Mungkin karena tak menyangka akan sikapku, Cornell diam saja, namun ia
tetap melambatkan langkahnya, berusaha menyelaraskan dengan langkahku.
Dalam perjalanan itu, aku lebih banyak diam, karena takut, dalam hati aku berharap semoga cepat sampai di sekolah.

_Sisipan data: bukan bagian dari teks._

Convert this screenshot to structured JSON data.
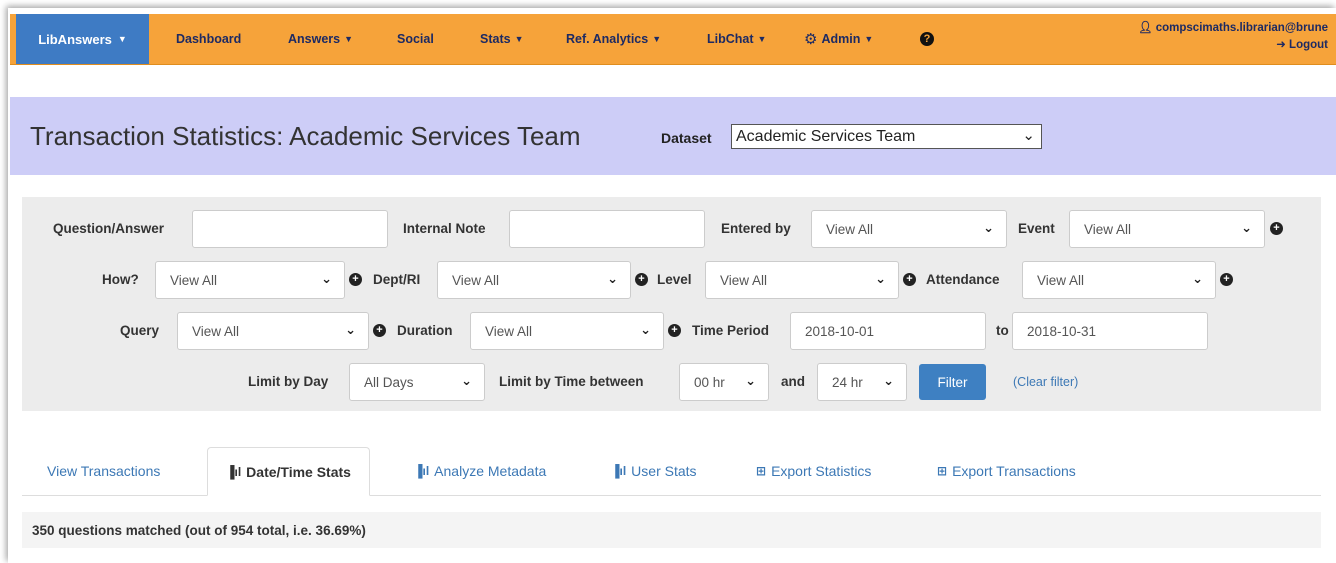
{
  "nav": {
    "brand": "LibAnswers",
    "items": [
      {
        "label": "Dashboard",
        "caret": false
      },
      {
        "label": "Answers",
        "caret": true
      },
      {
        "label": "Social",
        "caret": false
      },
      {
        "label": "Stats",
        "caret": true
      },
      {
        "label": "Ref. Analytics",
        "caret": true
      },
      {
        "label": "LibChat",
        "caret": true
      },
      {
        "label": "Admin",
        "caret": true
      }
    ],
    "user": "compscimaths.librarian@brune",
    "logout": "Logout"
  },
  "header": {
    "title": "Transaction Statistics: Academic Services Team",
    "dataset_label": "Dataset",
    "dataset_value": "Academic Services Team"
  },
  "filters": {
    "question_answer_label": "Question/Answer",
    "question_answer_value": "",
    "internal_note_label": "Internal Note",
    "internal_note_value": "",
    "entered_by_label": "Entered by",
    "entered_by_value": "View All",
    "event_label": "Event",
    "event_value": "View All",
    "how_label": "How?",
    "how_value": "View All",
    "dept_label": "Dept/RI",
    "dept_value": "View All",
    "level_label": "Level",
    "level_value": "View All",
    "attendance_label": "Attendance",
    "attendance_value": "View All",
    "query_label": "Query",
    "query_value": "View All",
    "duration_label": "Duration",
    "duration_value": "View All",
    "time_period_label": "Time Period",
    "time_from": "2018-10-01",
    "to_label": "to",
    "time_to": "2018-10-31",
    "limit_day_label": "Limit by Day",
    "limit_day_value": "All Days",
    "limit_time_label": "Limit by Time between",
    "time_start": "00 hr",
    "and_label": "and",
    "time_end": "24 hr",
    "filter_button": "Filter",
    "clear_filter": "(Clear filter)"
  },
  "tabs": [
    {
      "label": "View Transactions",
      "icon": ""
    },
    {
      "label": "Date/Time Stats",
      "icon": "bar-chart-icon"
    },
    {
      "label": "Analyze Metadata",
      "icon": "bar-chart-icon"
    },
    {
      "label": "User Stats",
      "icon": "bar-chart-icon"
    },
    {
      "label": "Export Statistics",
      "icon": "table-icon"
    },
    {
      "label": "Export Transactions",
      "icon": "table-icon"
    }
  ],
  "result": "350 questions matched (out of 954 total, i.e. 36.69%)"
}
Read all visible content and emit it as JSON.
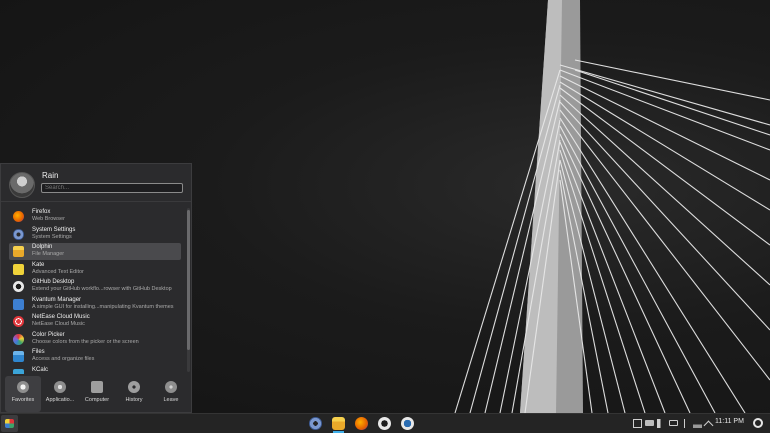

Besok-besoknya, Cornell sering menungguku, tapi tak pernah lagi dia
mengejekku. Meskipun masih agak takut, aku mulai biasa jalan bareng
dengannya menuju sekolah.
Sekali waktu, saat jalan bersama, Cornell mengakui bahwa aku tidak
sombong seperti yang ia sangka semula. Ia juga bercerita bahwa ia tidak
suka dengan banyak teman lain, terutama teman perempuan, karena
menurutnya teman-teman perempuan suka mencacinya sebagai orang miskin
dan anak yang bodoh.
"Kau juara satu sekarang di kelas kita tapi kau tak mengejekku sebagai
anak bodoh.", katanya, sambil melambung-lambungkan bola karet di
tangannya. Bola itu, aku tahu ia buat sendiri dari getah karet. Bola itu
juga yang selalu dia gunakan buat melempar aku atau teman lain, jika ia
marah.
"Siapa bilang kau bodoh. Buktinya itu, bola karet itu.", kataku. "Engkau bisa membuatnya."
"Oh, ini. Siapa pun bisa membuatnya. Lempeng karet yang agak kering
tinggal ditiup. Terus dibalut dengan getah karet yang halus seperti
tali.", jawabnya.
"Aku tidak bisa!", balasku.
Ia menatapku. Kulihat ada sinar kegembiraan di matanya.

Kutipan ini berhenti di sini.